3. Colour. Now this one is a personal favourite. I suggested it to my doctor 3 years ago and she completely agreed wih me. Colouring books are not just for kids anymore. Colour outside the lines; colour things in shades they would never be in real life (dolphins might actaully look nicer in pink. *smile*) And who cares what persons might think if you decide to walk around with 2 cartoon colouring pages and a ziploc bag of Crayolas. You are doing this for yourself!!!
IF AT ABSOLUTE BREAKING POINT
1. Bawl. No not cry, you heard me right. BAWL! And the worse the issue, the bigger the bawl. Why am I encouraging crying you ask? Because this is the easiest method to get rid of baggage. Hence the need to insert it in most if not all movies aimed at a female demographic. Now this step along with a few others I will mention usually work in conjunction with something else. Cry with something you like very much, whether your favourite CD playing, sitcom on television or hugging a ratty stuffed animal. Though you may not want to be around other people there is no reason you should be without an essential favourite thing. Now wash your face and pull your chin up. Time to move on!!

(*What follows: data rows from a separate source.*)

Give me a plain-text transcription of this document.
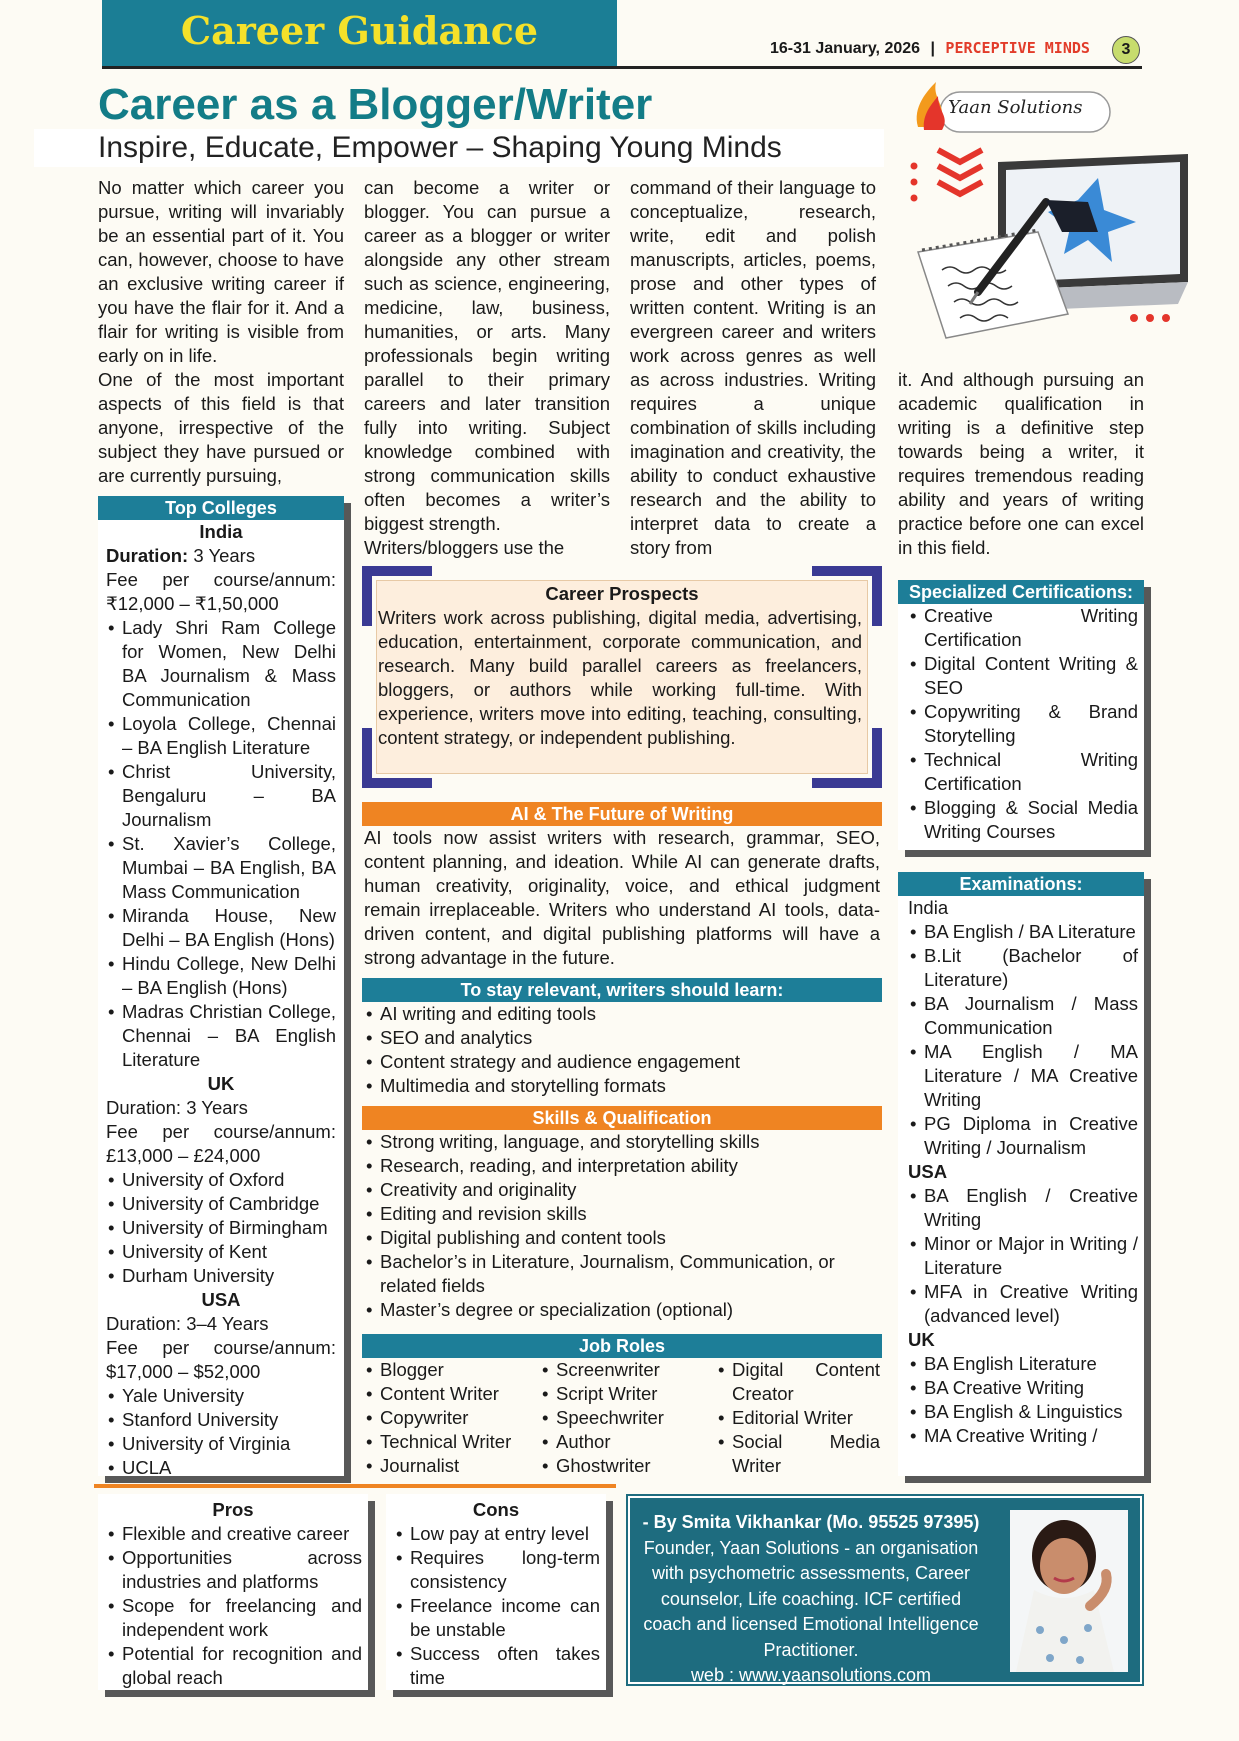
Career Guidance	16-31 January, 2026 | PERCEPTIVE MINDS	3
Career as a Blogger/Writer
Inspire, Educate, Empower – Shaping Young Minds
Yaan Solutions

No matter which career you pursue, writing will invariably be an essential part of it. You can, however, choose to have an exclusive writing career if you have the flair for it. And a flair for writing is visible from early on in life.

One of the most important aspects of this field is that anyone, irrespective of the subject they have pursued or are currently pursuing,

can become a writer or blogger. You can pursue a career as a blogger or writer alongside any other stream such as science, engineering, medicine, law, business, humanities, or arts. Many professionals begin writing parallel to their primary careers and later transition fully into writing. Subject knowledge combined with strong communication skills often becomes a writer’s biggest strength.

Writers/bloggers use the

command of their language to conceptualize, research, write, edit and polish manuscripts, articles, poems, prose and other types of written content. Writing is an evergreen career and writers work across genres as well as across industries. Writing requires a unique combination of skills including imagination and creativity, the ability to conduct exhaustive research and the ability to interpret data to create a story from

it. And although pursuing an academic qualification in writing is a definitive step towards being a writer, it requires tremendous reading ability and years of writing practice before one can excel in this field.

Top Colleges
India
Duration: 3 Years
Fee per course/annum:
₹12,000 – ₹1,50,000
• Lady Shri Ram College for Women, New Delhi BA Journalism & Mass Communication
• Loyola College, Chennai – BA English Literature
• Christ University, Bengaluru – BA Journalism
• St. Xavier’s College, Mumbai – BA English, BA Mass Communication
• Miranda House, New Delhi – BA English (Hons)
• Hindu College, New Delhi – BA English (Hons)
• Madras Christian College, Chennai – BA English Literature
UK
Duration: 3 Years
Fee per course/annum:
£13,000 – £24,000
• University of Oxford
• University of Cambridge
• University of Birmingham
• University of Kent
• Durham University
USA
Duration: 3–4 Years
Fee per course/annum:
$17,000 – $52,000
• Yale University
• Stanford University
• University of Virginia
• UCLA
Career Prospects
Writers work across publishing, digital media, advertising, education, entertainment, corporate communication, and research. Many build parallel careers as freelancers, bloggers, or authors while working full-time. With experience, writers move into editing, teaching, consulting, content strategy, or independent publishing.
AI & The Future of Writing
AI tools now assist writers with research, grammar, SEO, content planning, and ideation. While AI can generate drafts, human creativity, originality, voice, and ethical judgment remain irreplaceable. Writers who understand AI tools, data-driven content, and digital publishing platforms will have a strong advantage in the future.
To stay relevant, writers should learn:
• AI writing and editing tools
• SEO and analytics
• Content strategy and audience engagement
• Multimedia and storytelling formats
Skills & Qualification
• Strong writing, language, and storytelling skills
• Research, reading, and interpretation ability
• Creativity and originality
• Editing and revision skills
• Digital publishing and content tools
• Bachelor’s in Literature, Journalism, Communication, or related fields
• Master’s degree or specialization (optional)
Job Roles
• Blogger
• Content Writer
• Copywriter
• Technical Writer
• Journalist
• Screenwriter
• Script Writer
• Speechwriter
• Author
• Ghostwriter
• Digital Content Creator
• Editorial Writer
• Social Media Writer
Specialized Certifications:
• Creative Writing Certification
• Digital Content Writing & SEO
• Copywriting & Brand Storytelling
• Technical Writing Certification
• Blogging & Social Media Writing Courses
Examinations:
India
• BA English / BA Literature
• B.Lit (Bachelor of Literature)
• BA Journalism / Mass Communication
• MA English / MA Literature / MA Creative Writing
• PG Diploma in Creative Writing / Journalism
USA
• BA English / Creative Writing
• Minor or Major in Writing / Literature
• MFA in Creative Writing (advanced level)
UK
• BA English Literature
• BA Creative Writing
• BA English & Linguistics
• MA Creative Writing /
Pros
• Flexible and creative career
• Opportunities across industries and platforms
• Scope for freelancing and independent work
• Potential for recognition and global reach
Cons
• Low pay at entry level
• Requires long-term consistency
• Freelance income can be unstable
• Success often takes time
- By Smita Vikhankar (Mo. 95525 97395)
Founder, Yaan Solutions - an organisation with psychometric assessments, Career counselor, Life coaching. ICF certified coach and licensed Emotional Intelligence Practitioner.
web : www.yaansolutions.com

2. Scream. That scream in the pillow trick is no joke. It does actually work. Really. And better yet, screaming without the pillow is just as fruitful (just make sure you will be the only one to hear it). Now a word of caution, scream at intervals so that you won't suffer from a horrible headache after and the results will be just as rewarding.
3. Stop caring. Now before you jump to conclusions, what I mean by this is that you need to not pay attention to all the other things that are holding you back. Just let whatever is be that way and you deal with your thing.
4. Find your guru and talk. Now this may just be exactly what you need especially if it's some encouragement and reassuring will help you get through the drama. Tell it all to that one person and take solace in a spare pair of shoulders for that moment. (NOTE: this is also good for when you're not at breaking point as well).
The most important way to cope however, is to develop your own quirks. My suggestions may work yes (and my lists are by no means exhaustive) but I'm sure you have things that you do that may seem weird or funny but make you feel better or even perfect.. Love those things. And at the end of the day, remember nothing else that you're doing will ever work as well as you planned it to, if at the core of it all YOU are not feeling FABULOUS!!